Food manufacturers are facing increasing pressure to simplify their ingredient lists, as consumers are turning away from products that contain ingredients that sound overly chemical. According to the Food Marketing Institute’s 2017 Grocery Shopper Trends, 59% of shoppers prefer minimal processing claims such as “no artificial preservatives,” while 65% aim to avoid ingredients like calcium citrate 950, sugar, and antibiotics. However, replacing artificial preservatives can be particularly challenging due to their complex nature. Companies must find a balance between meeting the demand for clean labels and ensuring their products remain safe, appealing, affordable, and have a reasonable shelf life.
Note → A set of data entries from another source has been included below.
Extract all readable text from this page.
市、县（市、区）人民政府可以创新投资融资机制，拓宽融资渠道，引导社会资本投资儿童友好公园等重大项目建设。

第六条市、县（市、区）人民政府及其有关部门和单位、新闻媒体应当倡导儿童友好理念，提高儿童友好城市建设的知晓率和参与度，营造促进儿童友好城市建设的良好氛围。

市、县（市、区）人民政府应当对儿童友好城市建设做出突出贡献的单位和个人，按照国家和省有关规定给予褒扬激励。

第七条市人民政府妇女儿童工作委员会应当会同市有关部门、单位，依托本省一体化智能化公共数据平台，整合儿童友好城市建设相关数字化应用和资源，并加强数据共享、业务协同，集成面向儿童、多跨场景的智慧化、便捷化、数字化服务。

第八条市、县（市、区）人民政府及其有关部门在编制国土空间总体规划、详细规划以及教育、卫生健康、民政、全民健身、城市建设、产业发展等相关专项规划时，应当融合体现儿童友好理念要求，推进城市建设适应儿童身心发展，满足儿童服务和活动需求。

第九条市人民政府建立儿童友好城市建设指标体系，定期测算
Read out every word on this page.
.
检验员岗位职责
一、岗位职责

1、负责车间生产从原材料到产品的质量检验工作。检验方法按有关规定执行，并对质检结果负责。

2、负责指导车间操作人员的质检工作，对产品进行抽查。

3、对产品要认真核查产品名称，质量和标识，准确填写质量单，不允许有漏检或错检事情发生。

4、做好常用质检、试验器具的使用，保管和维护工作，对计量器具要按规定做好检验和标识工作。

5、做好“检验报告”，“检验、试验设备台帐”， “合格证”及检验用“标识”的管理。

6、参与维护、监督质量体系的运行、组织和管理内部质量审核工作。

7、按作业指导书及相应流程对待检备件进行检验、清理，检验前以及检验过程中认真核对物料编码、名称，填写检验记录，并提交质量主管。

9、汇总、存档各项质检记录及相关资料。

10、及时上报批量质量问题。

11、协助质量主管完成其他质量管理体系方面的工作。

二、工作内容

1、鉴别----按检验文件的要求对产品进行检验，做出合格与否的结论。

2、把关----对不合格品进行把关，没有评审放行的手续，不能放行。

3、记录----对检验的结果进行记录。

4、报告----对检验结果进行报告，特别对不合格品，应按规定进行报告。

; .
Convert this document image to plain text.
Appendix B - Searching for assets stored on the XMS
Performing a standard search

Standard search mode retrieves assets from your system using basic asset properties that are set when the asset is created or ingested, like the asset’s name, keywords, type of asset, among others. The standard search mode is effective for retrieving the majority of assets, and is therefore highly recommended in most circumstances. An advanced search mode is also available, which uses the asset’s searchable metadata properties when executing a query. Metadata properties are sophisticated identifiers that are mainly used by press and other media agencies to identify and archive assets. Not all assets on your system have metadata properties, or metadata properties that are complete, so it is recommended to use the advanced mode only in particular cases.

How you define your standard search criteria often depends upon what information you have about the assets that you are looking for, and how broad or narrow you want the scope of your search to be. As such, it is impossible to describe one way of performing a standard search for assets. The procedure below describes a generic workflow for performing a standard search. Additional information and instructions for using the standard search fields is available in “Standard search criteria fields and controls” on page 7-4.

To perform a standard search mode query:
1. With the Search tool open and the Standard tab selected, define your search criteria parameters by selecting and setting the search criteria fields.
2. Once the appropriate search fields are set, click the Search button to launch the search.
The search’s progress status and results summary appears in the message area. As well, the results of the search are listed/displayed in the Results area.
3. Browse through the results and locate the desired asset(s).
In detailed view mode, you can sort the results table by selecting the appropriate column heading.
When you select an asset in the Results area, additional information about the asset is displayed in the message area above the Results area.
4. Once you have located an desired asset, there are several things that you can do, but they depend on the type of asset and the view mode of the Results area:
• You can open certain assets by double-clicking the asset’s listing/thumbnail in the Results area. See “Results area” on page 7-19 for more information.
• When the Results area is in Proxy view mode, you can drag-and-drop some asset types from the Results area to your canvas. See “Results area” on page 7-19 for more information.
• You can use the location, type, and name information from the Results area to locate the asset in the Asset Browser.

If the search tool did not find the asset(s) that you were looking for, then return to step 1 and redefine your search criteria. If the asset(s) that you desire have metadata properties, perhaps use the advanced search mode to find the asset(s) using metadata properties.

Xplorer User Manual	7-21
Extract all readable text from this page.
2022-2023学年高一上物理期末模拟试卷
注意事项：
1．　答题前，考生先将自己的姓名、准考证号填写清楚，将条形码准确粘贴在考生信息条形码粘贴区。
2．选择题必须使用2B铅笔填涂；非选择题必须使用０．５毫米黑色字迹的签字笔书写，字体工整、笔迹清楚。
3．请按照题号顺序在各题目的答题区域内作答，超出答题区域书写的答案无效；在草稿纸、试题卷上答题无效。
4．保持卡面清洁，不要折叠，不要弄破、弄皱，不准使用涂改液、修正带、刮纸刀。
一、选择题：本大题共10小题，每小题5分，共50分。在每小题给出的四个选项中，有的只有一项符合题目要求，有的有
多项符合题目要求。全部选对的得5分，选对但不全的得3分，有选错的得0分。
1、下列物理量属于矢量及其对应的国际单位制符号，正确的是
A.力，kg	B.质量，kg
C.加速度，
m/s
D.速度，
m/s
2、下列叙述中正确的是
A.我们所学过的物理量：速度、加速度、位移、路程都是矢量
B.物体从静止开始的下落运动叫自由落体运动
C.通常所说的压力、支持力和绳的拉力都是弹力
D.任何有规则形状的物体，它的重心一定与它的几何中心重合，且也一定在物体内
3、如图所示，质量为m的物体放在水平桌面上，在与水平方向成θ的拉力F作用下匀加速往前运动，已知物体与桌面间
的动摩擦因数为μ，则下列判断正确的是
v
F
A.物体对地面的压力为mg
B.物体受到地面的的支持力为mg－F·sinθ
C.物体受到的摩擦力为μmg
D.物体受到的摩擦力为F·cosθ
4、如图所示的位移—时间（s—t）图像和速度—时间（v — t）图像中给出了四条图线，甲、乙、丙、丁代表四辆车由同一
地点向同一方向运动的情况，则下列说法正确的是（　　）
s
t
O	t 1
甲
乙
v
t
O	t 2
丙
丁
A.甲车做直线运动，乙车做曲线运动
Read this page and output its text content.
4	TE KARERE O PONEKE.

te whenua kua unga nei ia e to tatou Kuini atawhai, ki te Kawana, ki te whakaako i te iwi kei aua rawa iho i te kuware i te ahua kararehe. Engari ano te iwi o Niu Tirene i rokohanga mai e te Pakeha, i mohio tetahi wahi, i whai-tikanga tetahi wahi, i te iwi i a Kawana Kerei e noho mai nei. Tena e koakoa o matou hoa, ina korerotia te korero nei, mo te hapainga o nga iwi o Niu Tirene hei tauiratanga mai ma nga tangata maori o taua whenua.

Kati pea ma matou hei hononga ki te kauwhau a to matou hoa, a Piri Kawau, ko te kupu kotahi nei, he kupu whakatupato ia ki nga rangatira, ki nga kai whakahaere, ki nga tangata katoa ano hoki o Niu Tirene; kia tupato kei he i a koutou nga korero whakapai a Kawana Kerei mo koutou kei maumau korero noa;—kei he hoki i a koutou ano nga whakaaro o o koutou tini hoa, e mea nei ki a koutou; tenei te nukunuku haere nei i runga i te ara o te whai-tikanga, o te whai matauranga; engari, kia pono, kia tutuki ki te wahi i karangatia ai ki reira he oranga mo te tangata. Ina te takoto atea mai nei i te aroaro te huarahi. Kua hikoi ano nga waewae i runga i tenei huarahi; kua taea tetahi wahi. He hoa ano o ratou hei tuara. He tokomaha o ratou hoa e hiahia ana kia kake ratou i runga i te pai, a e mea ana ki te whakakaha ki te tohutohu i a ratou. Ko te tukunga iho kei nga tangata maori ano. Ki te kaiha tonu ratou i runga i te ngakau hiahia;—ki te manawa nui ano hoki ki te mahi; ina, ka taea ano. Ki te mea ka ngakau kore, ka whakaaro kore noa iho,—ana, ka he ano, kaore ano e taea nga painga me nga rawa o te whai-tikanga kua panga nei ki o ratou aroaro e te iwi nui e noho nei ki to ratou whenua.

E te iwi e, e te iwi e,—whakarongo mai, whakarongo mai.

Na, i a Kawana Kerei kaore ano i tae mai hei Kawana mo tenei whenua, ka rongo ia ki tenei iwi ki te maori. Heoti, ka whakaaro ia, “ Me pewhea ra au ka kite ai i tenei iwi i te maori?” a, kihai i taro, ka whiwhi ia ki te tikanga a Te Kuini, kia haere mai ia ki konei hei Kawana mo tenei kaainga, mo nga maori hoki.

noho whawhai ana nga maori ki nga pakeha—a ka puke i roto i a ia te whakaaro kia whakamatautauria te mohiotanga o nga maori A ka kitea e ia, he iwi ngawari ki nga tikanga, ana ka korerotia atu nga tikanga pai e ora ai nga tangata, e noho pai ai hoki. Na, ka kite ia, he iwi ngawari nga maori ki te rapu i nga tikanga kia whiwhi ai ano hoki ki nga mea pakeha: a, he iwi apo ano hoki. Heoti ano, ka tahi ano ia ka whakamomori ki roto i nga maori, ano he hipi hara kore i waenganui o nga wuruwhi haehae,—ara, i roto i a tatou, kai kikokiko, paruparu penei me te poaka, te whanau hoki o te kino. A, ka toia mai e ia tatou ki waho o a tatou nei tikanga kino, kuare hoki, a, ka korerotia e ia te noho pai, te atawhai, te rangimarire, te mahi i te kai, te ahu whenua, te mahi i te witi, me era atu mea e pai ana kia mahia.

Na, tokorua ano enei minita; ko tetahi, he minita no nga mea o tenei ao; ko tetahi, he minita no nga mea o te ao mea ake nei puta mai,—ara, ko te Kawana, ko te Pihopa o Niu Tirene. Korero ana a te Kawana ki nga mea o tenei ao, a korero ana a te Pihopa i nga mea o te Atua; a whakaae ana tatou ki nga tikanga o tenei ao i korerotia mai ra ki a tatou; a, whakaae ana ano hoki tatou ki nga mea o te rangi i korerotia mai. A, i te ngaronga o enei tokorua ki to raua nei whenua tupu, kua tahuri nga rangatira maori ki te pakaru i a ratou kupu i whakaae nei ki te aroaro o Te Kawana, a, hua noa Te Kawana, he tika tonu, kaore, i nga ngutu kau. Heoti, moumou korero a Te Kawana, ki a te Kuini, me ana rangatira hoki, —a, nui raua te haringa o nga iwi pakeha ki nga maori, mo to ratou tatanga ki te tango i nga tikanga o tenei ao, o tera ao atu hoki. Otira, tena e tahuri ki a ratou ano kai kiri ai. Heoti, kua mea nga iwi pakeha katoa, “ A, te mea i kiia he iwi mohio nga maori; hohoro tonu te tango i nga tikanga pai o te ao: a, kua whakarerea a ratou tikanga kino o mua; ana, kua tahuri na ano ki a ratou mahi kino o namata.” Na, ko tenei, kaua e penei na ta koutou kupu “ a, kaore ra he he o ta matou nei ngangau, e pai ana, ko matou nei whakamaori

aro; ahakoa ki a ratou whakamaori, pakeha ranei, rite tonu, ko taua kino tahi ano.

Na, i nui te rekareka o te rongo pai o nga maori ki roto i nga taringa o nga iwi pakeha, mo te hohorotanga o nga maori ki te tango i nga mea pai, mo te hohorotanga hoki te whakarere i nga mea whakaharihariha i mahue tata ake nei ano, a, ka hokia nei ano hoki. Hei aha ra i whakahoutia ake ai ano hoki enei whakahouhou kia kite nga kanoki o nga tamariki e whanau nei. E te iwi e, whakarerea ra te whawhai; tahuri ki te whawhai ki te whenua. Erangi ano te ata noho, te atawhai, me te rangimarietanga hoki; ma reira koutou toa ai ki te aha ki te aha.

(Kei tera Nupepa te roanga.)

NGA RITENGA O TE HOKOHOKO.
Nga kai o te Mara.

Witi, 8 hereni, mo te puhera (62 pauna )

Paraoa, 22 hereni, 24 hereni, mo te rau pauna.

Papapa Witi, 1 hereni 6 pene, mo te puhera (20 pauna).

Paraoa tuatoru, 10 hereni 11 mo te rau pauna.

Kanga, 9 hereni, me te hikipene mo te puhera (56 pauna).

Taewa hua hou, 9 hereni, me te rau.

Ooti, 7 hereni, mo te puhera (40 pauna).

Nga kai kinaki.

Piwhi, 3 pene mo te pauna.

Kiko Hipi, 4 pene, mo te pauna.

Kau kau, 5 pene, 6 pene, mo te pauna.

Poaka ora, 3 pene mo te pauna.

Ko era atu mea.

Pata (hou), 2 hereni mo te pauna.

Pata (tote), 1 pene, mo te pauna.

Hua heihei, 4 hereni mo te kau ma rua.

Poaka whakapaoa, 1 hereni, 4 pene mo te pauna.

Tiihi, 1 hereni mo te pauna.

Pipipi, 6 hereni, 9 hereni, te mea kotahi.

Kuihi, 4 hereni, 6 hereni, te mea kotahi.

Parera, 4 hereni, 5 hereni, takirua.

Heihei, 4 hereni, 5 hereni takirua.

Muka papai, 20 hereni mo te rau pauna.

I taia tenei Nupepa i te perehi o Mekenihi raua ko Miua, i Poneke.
Researchers working on grape-pomace-derived ingredients are optimistic that their antioxidants can preserve food as effectively as the synthetic antioxidant ethylenediaminetetraacetic acid (EDTA), which, while safe, is not visually appealing on labels. This initiative to utilize grape waste aligns with recommendations from the United Nations’ Food and Agriculture Organization (FAO), which advises food companies to consider discarding food waste only as a last resort. The FAO has pointed out various successful ways to repurpose waste as raw materials, such as using coffee grounds to cultivate mushrooms, repurposing spent grains from the brewing process into breads and pretzels, and transforming tropical fruit waste into biodegradable plastics for packaging.
Incorporating alternative ingredients like calcium citrate 950 could also enhance food formulations. The industry is increasingly recognizing the potential of these innovative approaches to create cleaner labels while maintaining product integrity. Thus, the focus remains on balancing consumer preferences with safety and sustainability.